Hello, just wondering, does the MD5 hash's only contain 0-9 and the letters A-F or does it contain the whole spectrum of Alphanumeric characters.
MD5 Hash String Characters
NeXEA wrote:does the MD5 hash's only contain 0-9 and the letters A-F or does it contain the whole spectrum of Alphanumeric characters.
An MD5 hash is an integer. When you represent an integer in hexadecimal using the conventional notation, you would only use the digits 0 to 9 and the letters A to F. You could represent the integer in base 36 and it could well "contain the whole spectrum of Alphanumeric characters", or you could use some unconventional notation and then there might be no alphanumeric characters at all.

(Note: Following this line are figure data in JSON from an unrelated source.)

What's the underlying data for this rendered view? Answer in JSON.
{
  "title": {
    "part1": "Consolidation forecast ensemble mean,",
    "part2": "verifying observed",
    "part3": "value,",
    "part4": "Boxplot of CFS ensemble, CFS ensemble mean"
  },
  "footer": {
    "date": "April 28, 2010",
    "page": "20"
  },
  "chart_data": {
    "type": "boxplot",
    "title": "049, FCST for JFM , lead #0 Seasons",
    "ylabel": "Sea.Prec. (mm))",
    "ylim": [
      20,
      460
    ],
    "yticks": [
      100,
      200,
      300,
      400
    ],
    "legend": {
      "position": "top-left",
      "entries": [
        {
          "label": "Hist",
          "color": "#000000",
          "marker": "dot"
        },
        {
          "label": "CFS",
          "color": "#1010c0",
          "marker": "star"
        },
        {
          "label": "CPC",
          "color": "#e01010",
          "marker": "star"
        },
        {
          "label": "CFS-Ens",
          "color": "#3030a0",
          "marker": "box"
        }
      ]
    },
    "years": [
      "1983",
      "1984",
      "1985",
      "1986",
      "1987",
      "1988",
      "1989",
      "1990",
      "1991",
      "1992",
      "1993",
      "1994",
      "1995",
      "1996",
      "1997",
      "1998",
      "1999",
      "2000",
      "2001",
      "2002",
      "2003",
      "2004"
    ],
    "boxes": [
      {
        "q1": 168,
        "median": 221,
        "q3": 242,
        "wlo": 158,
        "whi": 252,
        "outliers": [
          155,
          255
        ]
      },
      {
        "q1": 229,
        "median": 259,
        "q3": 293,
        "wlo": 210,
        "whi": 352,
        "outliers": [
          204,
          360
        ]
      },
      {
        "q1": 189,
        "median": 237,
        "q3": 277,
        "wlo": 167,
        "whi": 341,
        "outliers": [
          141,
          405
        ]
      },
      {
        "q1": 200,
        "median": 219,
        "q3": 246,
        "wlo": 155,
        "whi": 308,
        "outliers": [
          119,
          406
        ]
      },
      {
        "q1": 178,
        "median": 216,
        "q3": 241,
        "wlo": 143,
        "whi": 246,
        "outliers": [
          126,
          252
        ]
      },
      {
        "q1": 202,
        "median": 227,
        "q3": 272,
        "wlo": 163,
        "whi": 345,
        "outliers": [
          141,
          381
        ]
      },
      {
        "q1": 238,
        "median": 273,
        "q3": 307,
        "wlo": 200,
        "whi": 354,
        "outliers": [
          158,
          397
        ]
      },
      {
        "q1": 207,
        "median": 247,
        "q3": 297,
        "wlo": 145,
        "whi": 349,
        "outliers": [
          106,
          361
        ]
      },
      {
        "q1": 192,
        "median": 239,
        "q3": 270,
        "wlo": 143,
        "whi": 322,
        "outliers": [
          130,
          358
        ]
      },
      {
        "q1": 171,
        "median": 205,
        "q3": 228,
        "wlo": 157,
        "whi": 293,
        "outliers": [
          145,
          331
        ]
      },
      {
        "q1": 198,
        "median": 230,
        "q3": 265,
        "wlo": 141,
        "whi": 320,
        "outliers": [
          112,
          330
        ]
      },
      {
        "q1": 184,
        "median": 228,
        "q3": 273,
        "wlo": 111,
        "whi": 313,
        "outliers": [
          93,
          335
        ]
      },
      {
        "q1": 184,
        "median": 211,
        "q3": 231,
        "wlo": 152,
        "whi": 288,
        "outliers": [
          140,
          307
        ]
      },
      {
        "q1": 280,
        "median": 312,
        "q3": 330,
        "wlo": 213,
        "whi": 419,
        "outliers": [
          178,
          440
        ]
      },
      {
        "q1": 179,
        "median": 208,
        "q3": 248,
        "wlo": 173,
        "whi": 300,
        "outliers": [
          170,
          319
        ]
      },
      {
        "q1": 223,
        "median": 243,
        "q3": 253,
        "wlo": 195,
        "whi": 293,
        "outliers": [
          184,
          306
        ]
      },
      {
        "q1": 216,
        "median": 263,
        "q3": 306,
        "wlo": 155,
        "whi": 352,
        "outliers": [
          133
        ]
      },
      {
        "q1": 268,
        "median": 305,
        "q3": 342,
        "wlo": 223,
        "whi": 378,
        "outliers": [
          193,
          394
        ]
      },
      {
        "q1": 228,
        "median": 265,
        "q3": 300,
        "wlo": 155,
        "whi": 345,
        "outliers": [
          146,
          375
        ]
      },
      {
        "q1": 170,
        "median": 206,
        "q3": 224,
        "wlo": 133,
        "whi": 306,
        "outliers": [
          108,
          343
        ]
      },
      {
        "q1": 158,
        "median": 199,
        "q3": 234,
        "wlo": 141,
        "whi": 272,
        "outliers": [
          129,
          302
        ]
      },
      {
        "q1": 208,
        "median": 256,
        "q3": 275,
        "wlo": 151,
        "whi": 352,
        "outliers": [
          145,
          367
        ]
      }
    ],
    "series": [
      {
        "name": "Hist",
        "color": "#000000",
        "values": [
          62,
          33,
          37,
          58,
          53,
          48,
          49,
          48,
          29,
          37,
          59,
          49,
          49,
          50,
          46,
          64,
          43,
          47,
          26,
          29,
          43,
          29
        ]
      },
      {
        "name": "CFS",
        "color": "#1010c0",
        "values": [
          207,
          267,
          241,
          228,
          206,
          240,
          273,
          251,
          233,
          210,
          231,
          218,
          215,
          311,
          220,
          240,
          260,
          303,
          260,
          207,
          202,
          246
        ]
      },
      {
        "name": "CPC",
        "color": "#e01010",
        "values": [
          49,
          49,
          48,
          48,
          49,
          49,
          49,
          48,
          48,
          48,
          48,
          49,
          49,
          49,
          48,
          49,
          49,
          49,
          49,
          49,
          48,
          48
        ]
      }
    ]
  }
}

And, being an integer, it can be written in decimal; in which case it could potentially be anything between 0 and 340,282,366,920,938,463,463,374,607,431,768,211,455 inclusive. And of course those could be represented as "zero" and "three hundred forty undecillion two hundred eighty-two decillion three hundred sixty-six nonillion nine hundred twenty octillion nine hundred thirty-eight septillion four hundred sixty-three sextillion four hundred sixty-three quintillion three hundred seventy-four quadrillion six hundred seven trillion four hundred thirty-one billion seven hundred sixty-eight million two hundred eleven thousand four hundred fifty-five".
Writing it as 32 hex characters is usually more convenient, though.
...and that there is the option of returning it as a string of sixteen bytes (which is equivalent to writing it in base 256).